In the Good Night, Mother Rosetta emphasizes detachment from oneself as an indispensable prerequisite of true listening to the other and as a path of asceticism that forms to true charity:
“The ability to listen requires a great detachment from ourselves, a virginal welcoming capacity, and by virginal, I mean such a total detachment from ourselves, that the others can enter completely into us without already having preconceptions regarding them.”
Saint Joseph was able to hold in his heart even what he humanly did not understand; he remained in attentive listening and believed the word of the Angel who opened God’s plan to him. In the life of Mother Rosetta Marchese, he was a model for welcoming the mystery of God in herself and in the people entrusted to her.

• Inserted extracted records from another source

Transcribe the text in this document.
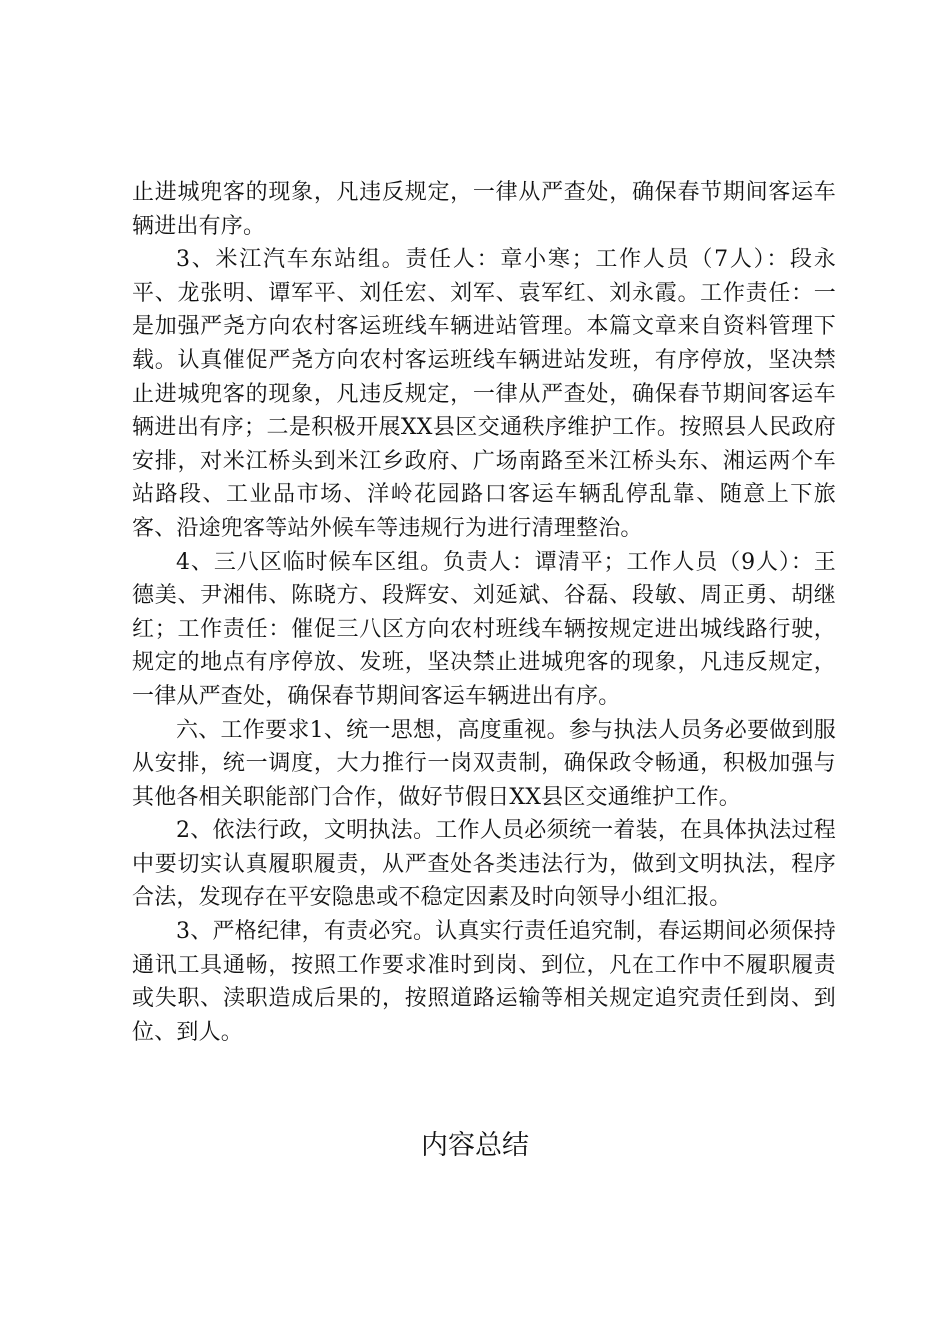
止进城兜客的现象，凡违反规定，一律从严查处，确保春节期间客运车辆进出有序。

3、米江汽车东站组。责任人：章小寒；工作人员（7人）：段永平、龙张明、谭军平、刘任宏、刘军、袁军红、刘永霞。工作责任：一是加强严尧方向农村客运班线车辆进站管理。本篇文章来自资料管理下载。认真催促严尧方向农村客运班线车辆进站发班，有序停放，坚决禁止进城兜客的现象，凡违反规定，一律从严查处，确保春节期间客运车辆进出有序；二是积极开展XX县区交通秩序维护工作。按照县人民政府安排，对米江桥头到米江乡政府、广场南路至米江桥头东、湘运两个车站路段、工业品市场、洋岭花园路口客运车辆乱停乱靠、随意上下旅客、沿途兜客等站外候车等违规行为进行清理整治。

4、三八区临时候车区组。负责人：谭清平；工作人员（9人）：王德美、尹湘伟、陈晓方、段辉安、刘延斌、谷磊、段敏、周正勇、胡继红；工作责任：催促三八区方向农村班线车辆按规定进出城线路行驶，规定的地点有序停放、发班，坚决禁止进城兜客的现象，凡违反规定，一律从严查处，确保春节期间客运车辆进出有序。

六、工作要求1、统一思想，高度重视。参与执法人员务必要做到服从安排，统一调度，大力推行一岗双责制，确保政令畅通，积极加强与其他各相关职能部门合作，做好节假日XX县区交通维护工作。

2、依法行政，文明执法。工作人员必须统一着装，在具体执法过程中要切实认真履职履责，从严查处各类违法行为，做到文明执法，程序合法，发现存在平安隐患或不稳定因素及时向领导小组汇报。

3、严格纪律，有责必究。认真实行责任追究制，春运期间必须保持通讯工具通畅，按照工作要求准时到岗、到位，凡在工作中不履职履责或失职、渎职造成后果的，按照道路运输等相关规定追究责任到岗、到位、到人。

内容总结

Pope Francis, in the recent Apostolic Letter “Patris Corde” written in 2020, on the occasion of the 150th anniversary of the declaration of Saint Joseph as Patron of the Universal Church, also notes:
“In every circumstance of his life, Joseph knew how to pronounce his ‘fiat’, like Mary in the Annunciation and Jesus in Gethsemane. Joseph, in his role as head of the family, taught Jesus to be submissive to His parents (cf. Lk 2:51), according to the commandment of God (cf. Ex 20:12). In hiddenness in Nazareth, at the school of Joseph, Jesus learned to do the Father’s will” (no. 3).